Em Maceió, o comércio popular mais influente fica no Bairro do Jacintinho. A população na comunidade é de cerca de 86.514  habitantes, de acordo com dados do IBGE, e representa 9,28% dos moradores da capital. Imagens dos cinegrafistas Luciano Alves e Marcos Araújo mostram a rotina da “Feira do Jacintinho”, localizada na Avenida Cleto Campelo. Homens e mulheres de todas as idades circulam no local, em meio a uma infinidade de produtos e estabelecimentos.

Em entrevista ao repórter Sérgio Torres, o economista Jarpa Andrade averigua que a grande repercussão da feira se deve à possibilidade de barganha entre vendedor e consumidor – “Que outro lugar senão a feira você negocia preços e compra tudo com muitos descontos?”, questiona. Além disso, Andrade propõe também que a proximidade entre comerciante e freguês é um fator decisivo na hora de fechar negócio. 

Benefícios

O lojista Renato Rodrigues trabalha com vestuário infantil e acredita ter descoberto a fórmula para angariar a clientela. “Você tem que oferecer ao seu bairro o que ele necessita, e colocar esse artigo num preço que dê pra todo mundo comprar”, orienta.
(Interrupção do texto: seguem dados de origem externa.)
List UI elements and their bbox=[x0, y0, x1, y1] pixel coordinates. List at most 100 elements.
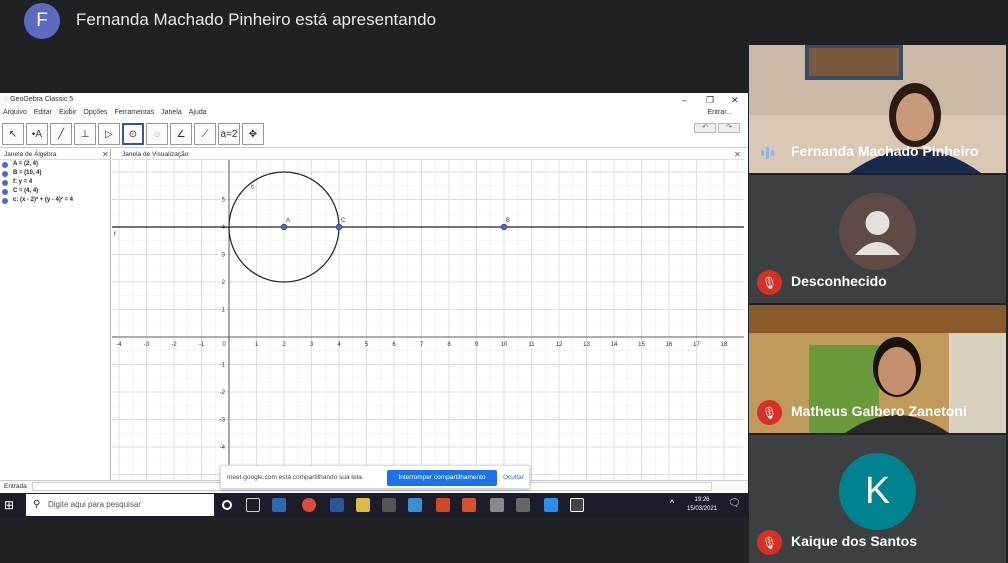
move-view-tool-icon[interactable]: ✥ bbox=[242, 123, 264, 145]
task-view-icon[interactable] bbox=[246, 498, 260, 512]
x-tick-label: 13 bbox=[583, 342, 590, 348]
participant-tile-fernanda[interactable]: Fernanda Machado Pinheiro bbox=[749, 45, 1006, 173]
point-a bbox=[280, 223, 288, 231]
chevron-up-icon[interactable]: ^ bbox=[670, 498, 684, 512]
taskbar-clock[interactable]: 19:26 15/03/2021 bbox=[684, 496, 720, 514]
visibility-dot-icon[interactable] bbox=[2, 180, 8, 186]
menu-bar: Arquivo Editar Exibir Opções Ferramentas… bbox=[0, 107, 748, 119]
windows-taskbar: ⊞ ⚲ Digite aqui para pesquisar ^ 19:26 1… bbox=[0, 493, 748, 517]
polygon-tool-icon[interactable]: ▷ bbox=[98, 123, 120, 145]
x-tick-label: -3 bbox=[144, 342, 150, 348]
file-explorer-icon[interactable] bbox=[356, 498, 370, 512]
x-tick-label: 15 bbox=[638, 342, 645, 348]
x-tick-label: 2 bbox=[282, 342, 286, 348]
share-message: meet.google.com está compartilhando sua … bbox=[227, 474, 364, 481]
x-tick-label: 17 bbox=[693, 342, 700, 348]
algebra-item-f[interactable]: f: y = 4 bbox=[0, 178, 110, 187]
hide-banner-button[interactable]: Ocultar bbox=[503, 474, 524, 481]
algebra-close-icon[interactable]: ✕ bbox=[102, 149, 109, 160]
participant-tile-desconhecido[interactable]: 🎙 Desconhecido bbox=[749, 175, 1006, 303]
visibility-dot-icon[interactable] bbox=[2, 198, 8, 204]
minimize-icon[interactable]: – bbox=[682, 93, 687, 107]
x-tick-label: 7 bbox=[420, 342, 424, 348]
point-label: B bbox=[506, 218, 510, 224]
point-b bbox=[500, 223, 508, 231]
y-tick-label: 4 bbox=[222, 225, 226, 231]
calculator-icon[interactable] bbox=[382, 498, 396, 512]
login-link[interactable]: Entrar... bbox=[707, 107, 732, 119]
notifications-icon[interactable]: 🗨 bbox=[728, 498, 742, 512]
algebra-item-a[interactable]: A = (2, 4) bbox=[0, 160, 110, 169]
participant-tile-matheus[interactable]: 🎙 Matheus Galbero Zanetoni bbox=[749, 305, 1006, 433]
geogebra-taskbar-icon[interactable] bbox=[570, 498, 584, 512]
shared-screen: ◌ GeoGebra Classic 5 – ❐ ✕ Arquivo Edita… bbox=[0, 93, 748, 517]
app-icon[interactable] bbox=[272, 498, 286, 512]
x-tick-label: 4 bbox=[337, 342, 341, 348]
menu-arquivo[interactable]: Arquivo bbox=[3, 109, 27, 116]
taskbar-search[interactable]: ⚲ Digite aqui para pesquisar bbox=[26, 494, 214, 516]
point-label: A bbox=[286, 218, 290, 224]
mic-off-icon: 🎙 bbox=[757, 400, 782, 425]
word-icon[interactable] bbox=[330, 498, 344, 512]
x-tick-label: 6 bbox=[392, 342, 396, 348]
line-tool-icon[interactable]: ╱ bbox=[50, 123, 72, 145]
y-tick-label: 1 bbox=[222, 308, 226, 314]
video-icon[interactable] bbox=[544, 498, 558, 512]
clock-time: 19:26 bbox=[694, 497, 710, 503]
algebra-item-c-point[interactable]: C = (4, 4) bbox=[0, 187, 110, 196]
y-tick-label: -1 bbox=[220, 363, 226, 369]
close-icon[interactable]: ✕ bbox=[731, 93, 739, 107]
menu-opcoes[interactable]: Opções bbox=[83, 109, 107, 116]
x-tick-label: 1 bbox=[255, 342, 259, 348]
visibility-dot-icon[interactable] bbox=[2, 171, 8, 177]
x-tick-label: -2 bbox=[171, 342, 177, 348]
algebra-item-c-circle[interactable]: c: (x - 2)² + (y - 4)² = 4 bbox=[0, 196, 110, 205]
reflect-tool-icon[interactable]: ⟋ bbox=[194, 123, 216, 145]
y-tick-label: 2 bbox=[222, 280, 226, 286]
input-label: Entrada bbox=[4, 483, 27, 490]
graphics-close-icon[interactable]: ✕ bbox=[734, 149, 741, 160]
point-label: C bbox=[341, 218, 346, 224]
x-tick-label: 14 bbox=[611, 342, 618, 348]
chrome-icon[interactable] bbox=[302, 498, 316, 512]
point-tool-icon[interactable]: •A bbox=[26, 123, 48, 145]
redo-icon[interactable]: ↷ bbox=[718, 123, 740, 133]
menu-ferramentas[interactable]: Ferramentas bbox=[114, 109, 154, 116]
graphics-canvas[interactable]: -4 -3 -2 -1 0 1 2 3 4 5 6 7 8 9 10 11 12 13 14 15 16 17 185432… bbox=[112, 160, 744, 480]
undo-icon[interactable]: ↶ bbox=[694, 123, 716, 133]
move-tool-icon[interactable]: ↖ bbox=[2, 123, 24, 145]
app-icon-2[interactable] bbox=[490, 498, 504, 512]
menu-janela[interactable]: Janela bbox=[161, 109, 182, 116]
x-tick-label: 3 bbox=[310, 342, 314, 348]
algebra-item-b[interactable]: B = (10, 4) bbox=[0, 169, 110, 178]
slider-tool-icon[interactable]: a=2 bbox=[218, 123, 240, 145]
conic-tool-icon[interactable]: ◌ bbox=[146, 123, 168, 145]
y-tick-label: -3 bbox=[220, 418, 226, 424]
speaking-indicator-icon bbox=[761, 147, 774, 159]
camera-icon[interactable] bbox=[516, 498, 530, 512]
stop-sharing-button[interactable]: Interromper compartilhamento bbox=[387, 470, 497, 486]
circle-tool-icon[interactable]: ⊙ bbox=[122, 123, 144, 145]
menu-editar[interactable]: Editar bbox=[34, 109, 52, 116]
maximize-icon[interactable]: ❐ bbox=[706, 93, 714, 107]
visibility-dot-icon[interactable] bbox=[2, 189, 8, 195]
angle-tool-icon[interactable]: ∠ bbox=[170, 123, 192, 145]
x-tick-label: 12 bbox=[556, 342, 563, 348]
participant-name: Matheus Galbero Zanetoni bbox=[791, 403, 967, 419]
y-tick-label: 5 bbox=[222, 198, 226, 204]
participant-tile-kaique[interactable]: K 🎙 Kaique dos Santos bbox=[749, 435, 1006, 563]
cortana-icon[interactable] bbox=[222, 500, 232, 510]
mail-icon[interactable] bbox=[408, 498, 422, 512]
menu-ajuda[interactable]: Ajuda bbox=[189, 109, 207, 116]
visibility-dot-icon[interactable] bbox=[2, 162, 8, 168]
share-banner: meet.google.com está compartilhando sua … bbox=[220, 465, 530, 489]
circle-c-label: c bbox=[251, 185, 254, 191]
perpendicular-tool-icon[interactable]: ⊥ bbox=[74, 123, 96, 145]
participant-name: Desconhecido bbox=[791, 273, 887, 289]
x-tick-label: 8 bbox=[447, 342, 451, 348]
office-icon[interactable] bbox=[436, 498, 450, 512]
person-icon bbox=[855, 211, 900, 255]
menu-exibir[interactable]: Exibir bbox=[59, 109, 77, 116]
windows-start-icon[interactable]: ⊞ bbox=[4, 498, 18, 512]
powerpoint-icon[interactable] bbox=[462, 498, 476, 512]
Leila mora no Jacintinho há 12 anos. Animada, ela conta que a feira oferece ótimos preços e comodidade ao cliente. “É bem mais em conta e tudo se encontra. Pra quem mora aqui eu acho uma grande vantagem porque é um preço que você economiza. A pessoa pega um ônibus, a ida e volta dá sete reais, aqui com sete reais já dá pra comprar um pão, leite, uma verdura, uma fruta”, relata.

Formalidade e orientação

O comércio popular gera emprego, mesmo que por meio informal. Segundo especialistas, dois terços da população vivem dele e ganham em média um salário mínimo. A maior parte é gasta com necessidades básicas – alimentação, higiene pessoal e limpeza.

O Serviço Brasileiro de Apoio a Micro e Pequena Empresas (Sebrae) está atento ao crescimento vertiginoso de minimercados e mercearias nas regiões periféricas da cidade. Diante desse quadro, criou o projeto “Sebrae nas Comunidades”, que tem como objetivo oferecer capacitação e consultaria aos comerciantes informais.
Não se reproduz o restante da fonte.